The stinging in her face had gotten progressively worse as the day advanced, but she had no idea she had swelled to such disturbing proportions when she left the town hall after calling it a day. Had she really swelled up to this on the drive back to her house from the hall? Yes, because someone would have told her something otherwise.

This was what they saw when they looked at her.

How had they not run in the other direction, screaming their heads off?

She was utterly disgusting.

Fudge balls.

It was too late to do anything about it now that the monster had been let out of the bag already. All she could do was just carry on. They were already accustomed to her misshapen face, so that was a good thing. Maybe she did need a doctor. Tomorrow.

Maybe she’d get points from the judges for her passion to see her constituents succeed when she agreed to test Suzanne’s new range of creams.

But the show had to go on. And her face, as bad as it was, was also the least of her problems. Winning the award and everything that went with it were all that mattered. And Celeste was their star; she was just the mediator.

As she removed her panties from under her dress, shocked at how much she had drenched the fabric, she was hit with a new wave of reality check. Well, two waves of reality.

Men like them did not go for women like her. It also didn’t matter that she looked utterly gruesome, macabre, and straight from a horror movie. She could have been in the best shape of her life, and it still wouldn’t matter. Which was fine; her calling was to be the mayor of BT. She didn’t want to be anything else. Love, romance, marriage, and babies were in the cards for her but with a man on her level.

The second thing she re-realized.

She was truly without a single pair of underwear thanks to their schizophrenic goat and would have to spend the night without wearing any.

Again, bottom of the list problem for her, right there with her funny-looking face.

Now she had to take care of the backyard as quietly as she could.

They wouldn’t suspect a thing, she was sure.

Chapter Seven

After getting the backyard to a level of decency and being certain that it just needed people to make it look even better, Kalista breathed a sigh of relief when Jennifer and Tilly pulled up at the back of her house.

She immediately hushed them into whispering.

“Oh my god, Mayor Kalista, your face,” Tilly squealed, taking a step back from her in horror.

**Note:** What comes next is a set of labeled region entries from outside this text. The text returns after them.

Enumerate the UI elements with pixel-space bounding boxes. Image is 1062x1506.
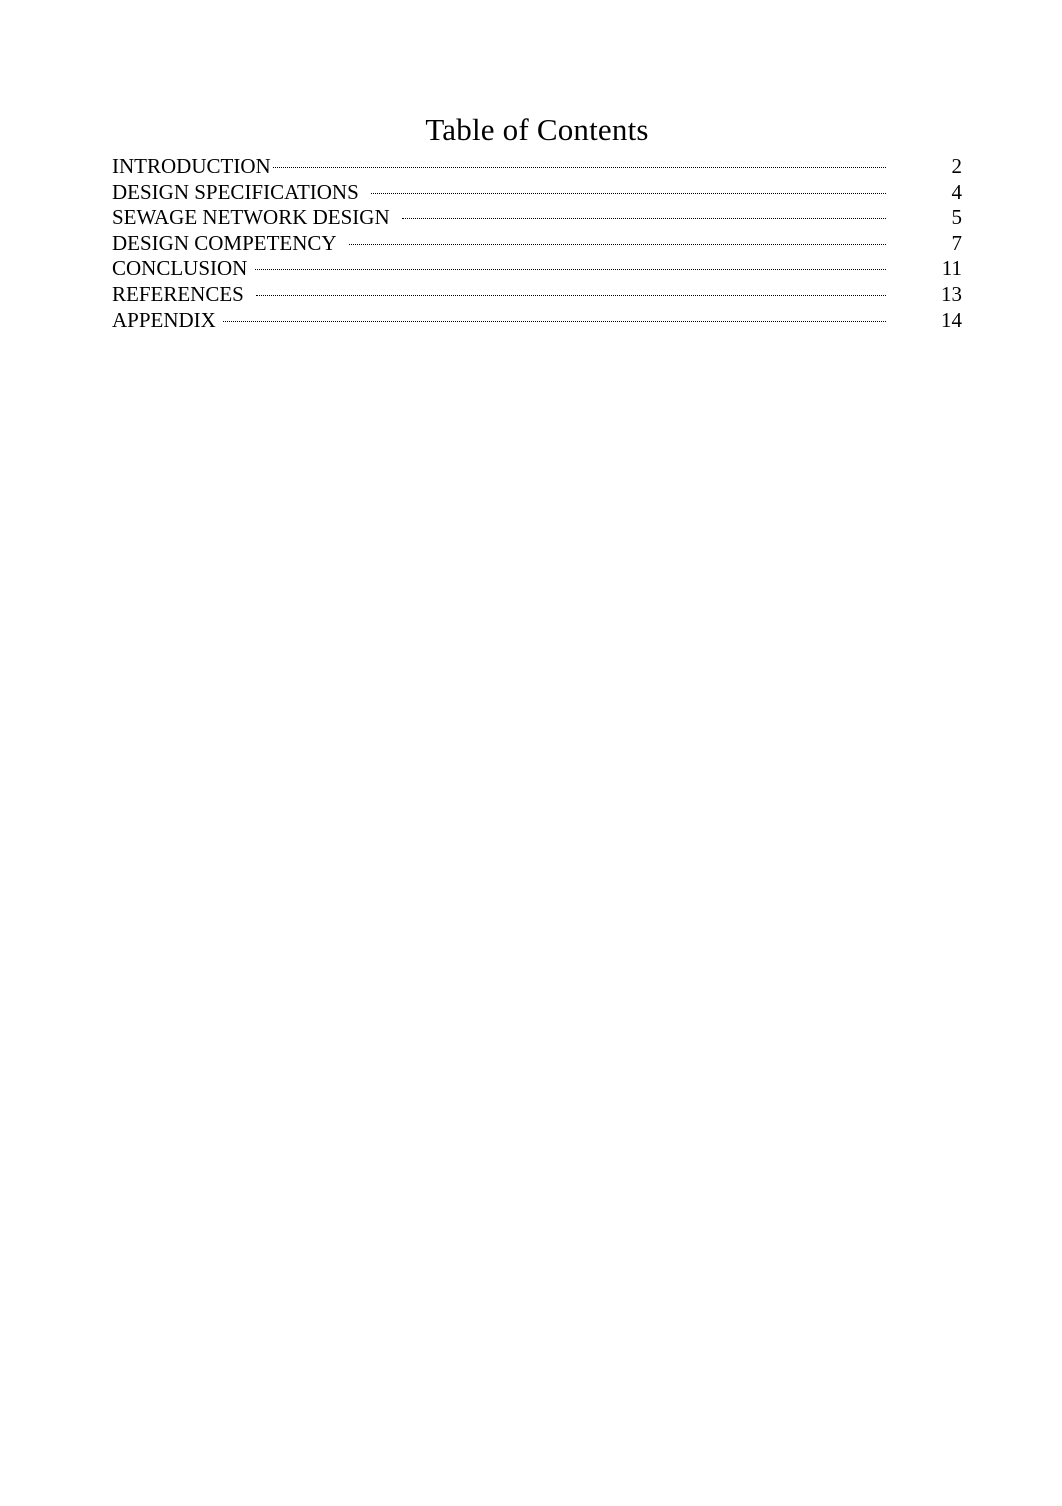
toc-entry: APPENDIX 14	[112, 308, 962, 334]
toc-entry-page: 13	[932, 282, 962, 308]
toc-leader-dots	[273, 167, 886, 168]
toc-leader-dots	[402, 218, 886, 219]
toc-entry-label: DESIGN COMPETENCY	[112, 231, 337, 257]
document-page: Table of Contents INTRODUCTION 2 DESIGN …	[0, 0, 1062, 333]
toc-leader-dots	[256, 295, 886, 296]
toc-entry: REFERENCES 13	[112, 282, 962, 308]
toc-leader-dots	[349, 244, 886, 245]
toc-label-trailing-space	[247, 256, 252, 282]
toc-entry: DESIGN COMPETENCY 7	[112, 231, 962, 257]
toc-entry-label: INTRODUCTION	[112, 154, 271, 180]
toc-label-trailing-space	[244, 282, 255, 308]
toc-entry-label: CONCLUSION	[112, 256, 247, 282]
toc-label-trailing-space	[359, 180, 370, 206]
toc-entry-page: 5	[932, 205, 962, 231]
toc-entry-page: 2	[932, 154, 962, 180]
toc-entry: INTRODUCTION 2	[112, 154, 962, 180]
toc-leader-dots	[371, 193, 886, 194]
toc-entry-page: 11	[932, 256, 962, 282]
toc-list: INTRODUCTION 2 DESIGN SPECIFICATIONS 4 S…	[112, 154, 962, 333]
toc-title: Table of Contents	[112, 112, 962, 148]
toc-label-trailing-space	[337, 231, 348, 257]
toc-entry: DESIGN SPECIFICATIONS 4	[112, 180, 962, 206]
toc-entry-label: SEWAGE NETWORK DESIGN	[112, 205, 390, 231]
toc-label-trailing-space	[390, 205, 401, 231]
toc-entry-page: 4	[932, 180, 962, 206]
toc-entry-page: 7	[932, 231, 962, 257]
toc-entry-label: DESIGN SPECIFICATIONS	[112, 180, 359, 206]
toc-entry: CONCLUSION 11	[112, 256, 962, 282]
toc-label-trailing-space	[216, 308, 221, 334]
toc-entry-label: APPENDIX	[112, 308, 216, 334]
toc-leader-dots	[255, 269, 886, 270]
toc-leader-dots	[223, 321, 886, 322]
toc-entry: SEWAGE NETWORK DESIGN 5	[112, 205, 962, 231]
toc-entry-page: 14	[932, 308, 962, 334]
toc-entry-label: REFERENCES	[112, 282, 244, 308]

“I know. It’s nothing. It’ll clear by tomorrow.” It was actually throbbing the life out of her, but she couldn’t stop to acknowledge the pain. “Did you bring the wine?”

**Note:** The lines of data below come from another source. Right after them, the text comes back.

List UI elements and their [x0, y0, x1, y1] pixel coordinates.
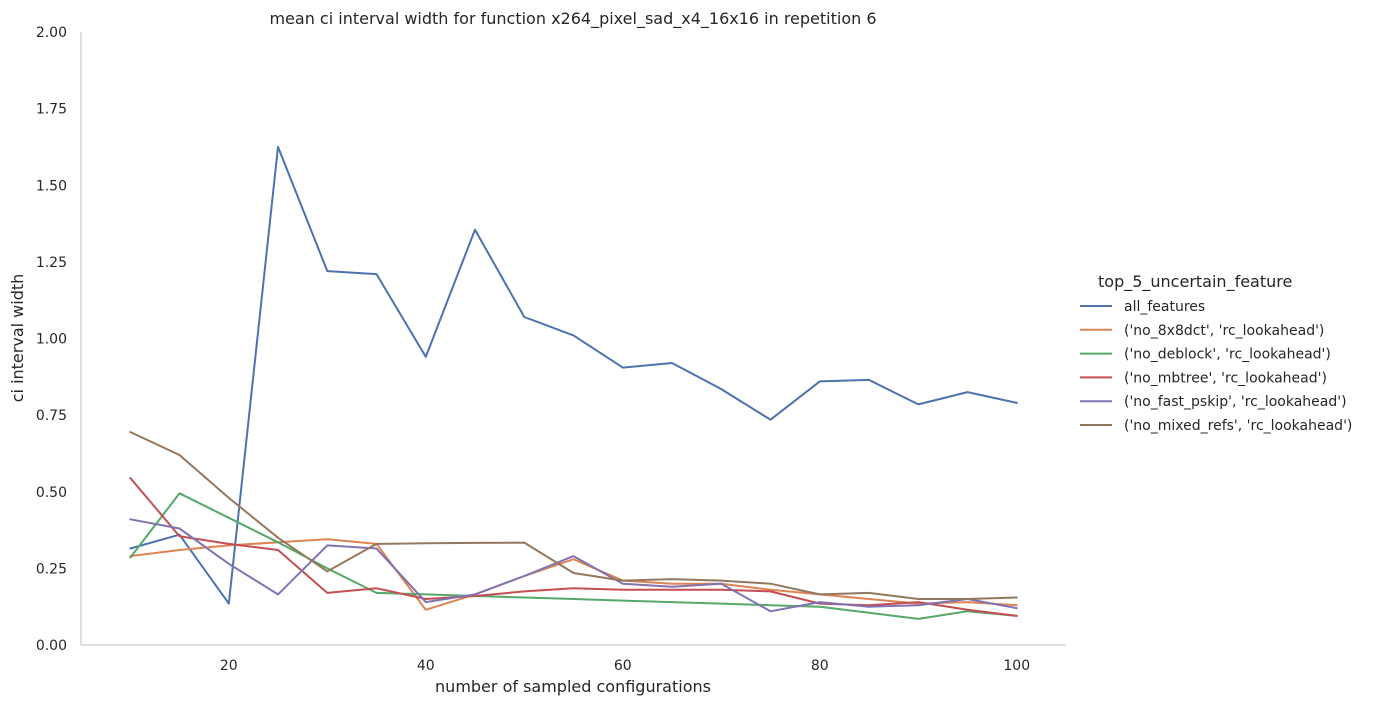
- legend-entry-0: all_features: [1124, 299, 1205, 315]
- series-line-2: [129, 492, 1018, 620]
- y-tick-label: 0.50: [36, 485, 67, 501]
- legend-entry-5: ('no_mixed_refs', 'rc_lookahead'): [1124, 418, 1352, 434]
- series-line-0: [129, 145, 1018, 605]
- legend-title: top_5_uncertain_feature: [1098, 272, 1292, 292]
- legend-entry-1: ('no_8x8dct', 'rc_lookahead'): [1124, 323, 1324, 339]
- legend: top_5_uncertain_feature all_features ('no…: [1080, 272, 1352, 434]
- series-line-4: [129, 518, 1018, 613]
- legend-entry-2: ('no_deblock', 'rc_lookahead'): [1124, 347, 1331, 363]
- x-axis-label: number of sampled configurations: [435, 677, 711, 696]
- x-tick-label: 20: [220, 658, 238, 674]
- y-tick-label: 1.50: [36, 178, 67, 194]
- chart-title: mean ci interval width for function x264…: [269, 9, 876, 29]
- x-tick-label: 80: [811, 658, 829, 674]
- legend-entry-4: ('no_fast_pskip', 'rc_lookahead'): [1124, 394, 1347, 410]
- y-tick-label: 1.25: [36, 255, 67, 271]
- x-tick-label: 60: [614, 658, 632, 674]
- x-tick-label: 100: [1003, 658, 1030, 674]
- y-tick-labels: 0.00 0.25 0.50 0.75 1.00 1.25 1.50 1.75 2.00: [36, 25, 67, 654]
- x-tick-label: 40: [417, 658, 435, 674]
- y-axis-label: ci interval width: [8, 274, 27, 403]
- legend-entry-3: ('no_mbtree', 'rc_lookahead'): [1124, 370, 1327, 386]
- series-line-5: [129, 431, 1018, 600]
- series-line-3: [129, 477, 1018, 617]
- y-tick-label: 0.25: [36, 561, 67, 577]
- y-tick-label: 0.00: [36, 638, 67, 654]
- y-tick-label: 0.75: [36, 408, 67, 424]
- series-lines: [129, 145, 1018, 620]
- y-tick-label: 1.75: [36, 102, 67, 118]
- y-tick-label: 1.00: [36, 332, 67, 348]
- x-tick-labels: 20 40 60 80 100: [220, 658, 1030, 674]
- y-tick-label: 2.00: [36, 25, 67, 41]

“Yikes, you look horrible, Mayor Kalista.” Jennifer had her go at Kalista’s face. “It wasn’t like that when I saw you, not even an hour ago.”

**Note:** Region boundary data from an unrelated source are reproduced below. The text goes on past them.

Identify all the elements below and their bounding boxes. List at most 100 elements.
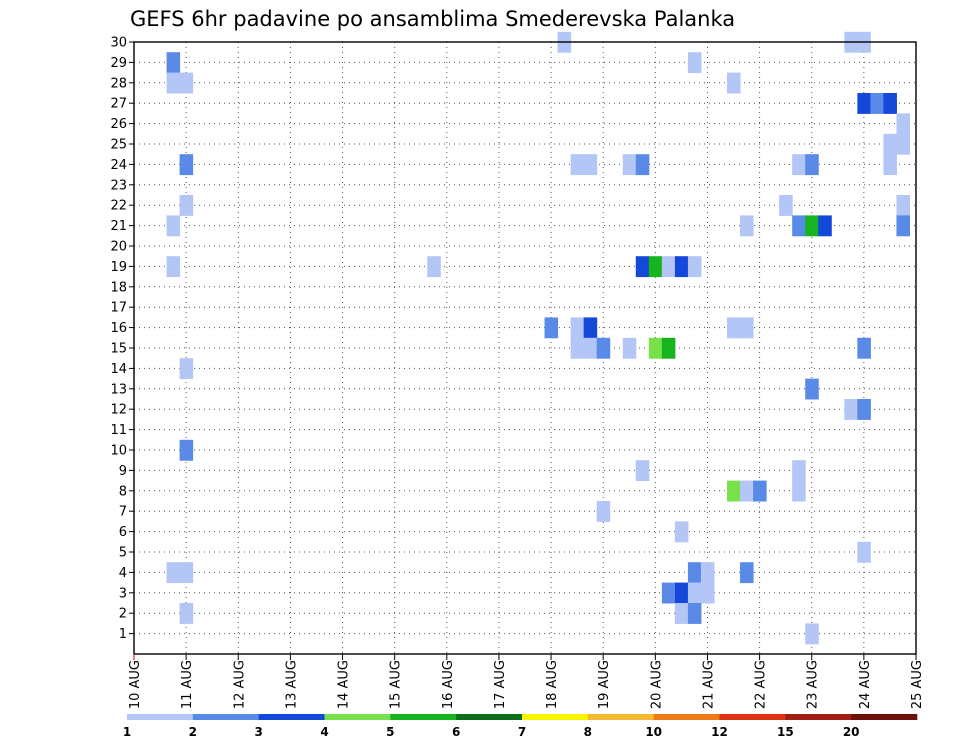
colorbar-label: 1 xyxy=(123,725,131,739)
y-tick-label: 23 xyxy=(110,178,127,193)
x-tick-label: 24 AUG xyxy=(858,660,873,709)
precipitation-cell xyxy=(166,215,181,237)
y-tick-label: 5 xyxy=(119,546,127,561)
y-tick-label: 12 xyxy=(110,403,127,418)
precipitation-cell xyxy=(166,256,181,278)
precipitation-cell xyxy=(700,582,715,604)
colorbar-label: 12 xyxy=(711,725,728,739)
precipitation-cell xyxy=(179,562,194,584)
colorbar-label: 2 xyxy=(189,725,197,739)
colorbar-swatch xyxy=(719,714,786,720)
colorbar-swatch xyxy=(258,714,325,720)
colorbar-swatch xyxy=(653,714,720,720)
precipitation-cell xyxy=(674,582,689,604)
y-tick-label: 1 xyxy=(119,627,127,642)
y-tick-label: 22 xyxy=(110,199,127,214)
x-tick-label: 21 AUG xyxy=(701,660,716,709)
precipitation-cell xyxy=(570,337,585,359)
colorbar-label: 5 xyxy=(386,725,394,739)
precipitation-cell xyxy=(179,195,194,216)
precipitation-cell xyxy=(857,399,871,420)
precipitation-cell xyxy=(596,501,611,522)
precipitation-cell xyxy=(727,72,741,94)
x-tick-label: 19 AUG xyxy=(597,660,612,709)
precipitation-cell xyxy=(661,256,676,278)
precipitation-cell xyxy=(805,378,819,400)
precipitation-cell xyxy=(687,562,702,584)
colorbar-swatch xyxy=(587,714,654,720)
precipitation-cell xyxy=(792,215,806,237)
precipitation-cell xyxy=(870,93,884,114)
x-tick-label: 25 AUG xyxy=(910,660,925,709)
x-axis-ticks: 10 AUG 11 AUG 12 AUG 13 AUG 14 AUG 15 AUG 16 A… xyxy=(128,654,925,709)
y-tick-label: 7 xyxy=(119,505,127,520)
precipitation-cell xyxy=(674,603,689,624)
precipitation-cell xyxy=(687,256,702,278)
precipitation-cell xyxy=(896,195,910,216)
precipitation-cell xyxy=(674,521,689,543)
precipitation-cell xyxy=(740,215,754,237)
y-tick-label: 29 xyxy=(110,56,127,71)
precipitation-cell xyxy=(570,317,585,339)
precipitation-cell xyxy=(753,480,767,502)
precipitation-cell xyxy=(179,154,194,176)
precipitation-cell xyxy=(700,562,715,584)
y-tick-label: 8 xyxy=(119,484,127,499)
x-tick-label: 20 AUG xyxy=(649,660,664,709)
y-tick-label: 26 xyxy=(110,117,127,132)
x-tick-label: 13 AUG xyxy=(284,660,299,709)
x-tick-label: 23 AUG xyxy=(806,660,821,709)
precipitation-cell xyxy=(166,52,181,74)
colorbar-label: 3 xyxy=(254,725,262,739)
precipitation-cell xyxy=(896,133,910,155)
colorbar-swatch xyxy=(127,714,194,720)
colorbar-label: 20 xyxy=(843,725,860,739)
x-tick-label: 15 AUG xyxy=(389,660,404,709)
y-tick-label: 20 xyxy=(110,240,127,255)
y-tick-label: 28 xyxy=(110,76,127,91)
precipitation-cell xyxy=(622,154,637,176)
precipitation-cell xyxy=(792,480,806,502)
precipitation-cell xyxy=(857,337,871,359)
colorbar-swatch xyxy=(456,714,523,720)
precipitation-cell xyxy=(661,582,676,604)
precipitation-cell xyxy=(727,317,741,339)
precipitation-cell xyxy=(635,154,650,176)
precipitation-cell xyxy=(740,317,754,339)
precipitation-cell xyxy=(857,93,871,114)
chart-title: GEFS 6hr padavine po ansamblima Smederev… xyxy=(130,7,735,31)
precipitation-cell xyxy=(818,215,832,237)
colorbar-label: 7 xyxy=(518,725,526,739)
colorbar-label: 10 xyxy=(645,725,662,739)
x-tick-label: 17 AUG xyxy=(493,660,508,709)
colorbar: 1 2 3 4 5 6 7 8 10 12 15 20 xyxy=(123,714,918,739)
y-tick-label: 11 xyxy=(110,423,127,438)
colorbar-swatch xyxy=(785,714,852,720)
precipitation-cell xyxy=(687,582,702,604)
precipitation-cell xyxy=(583,317,598,339)
precipitation-cells xyxy=(166,31,910,645)
colorbar-swatch xyxy=(324,714,391,720)
precipitation-cell xyxy=(844,399,858,420)
precipitation-cell xyxy=(179,72,194,94)
y-axis-ticks: 1234567891011121314151617181920212223242… xyxy=(110,36,134,642)
precipitation-cell xyxy=(179,439,194,461)
precipitation-cell xyxy=(727,480,741,502)
precipitation-cell xyxy=(687,52,702,74)
precipitation-cell xyxy=(570,154,585,176)
precipitation-cell xyxy=(805,154,819,176)
precipitation-cell xyxy=(792,154,806,176)
precipitation-cell xyxy=(792,460,806,482)
precipitation-cell xyxy=(596,337,611,359)
x-tick-label: 10 AUG xyxy=(128,660,143,709)
y-tick-label: 14 xyxy=(110,362,127,377)
y-tick-label: 21 xyxy=(110,219,127,234)
precipitation-cell xyxy=(583,337,598,359)
y-tick-label: 25 xyxy=(110,138,127,153)
y-tick-label: 9 xyxy=(119,464,127,479)
colorbar-label: 4 xyxy=(320,725,328,739)
precipitation-cell xyxy=(883,154,897,176)
y-tick-label: 6 xyxy=(119,525,127,540)
precipitation-cell xyxy=(896,215,910,237)
y-tick-label: 10 xyxy=(110,444,127,459)
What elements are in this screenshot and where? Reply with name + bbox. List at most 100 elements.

“Yes,” was all Kalista could say about her face. “Did you bring the wine?”

“Enough to make the whole town drunk, trust me. And I brought snacks. Mrs. Autumn is bringing a few casseroles she just needs to heat up from the freezer. Ruby is bringing ribs. Carly has lasagna. And I lost count of everyone else.”

“Good.”

“Where are they? The judges?” Tilly asked.

“In my living room. I better go back in there. Thank you.”

“We got your back, Mayor Kalista, but that whole situation with your face ... nope. You need to see Doc.”

“Tomorrow. Let’s just get through tonight. Do you have the tea?” She asked softly.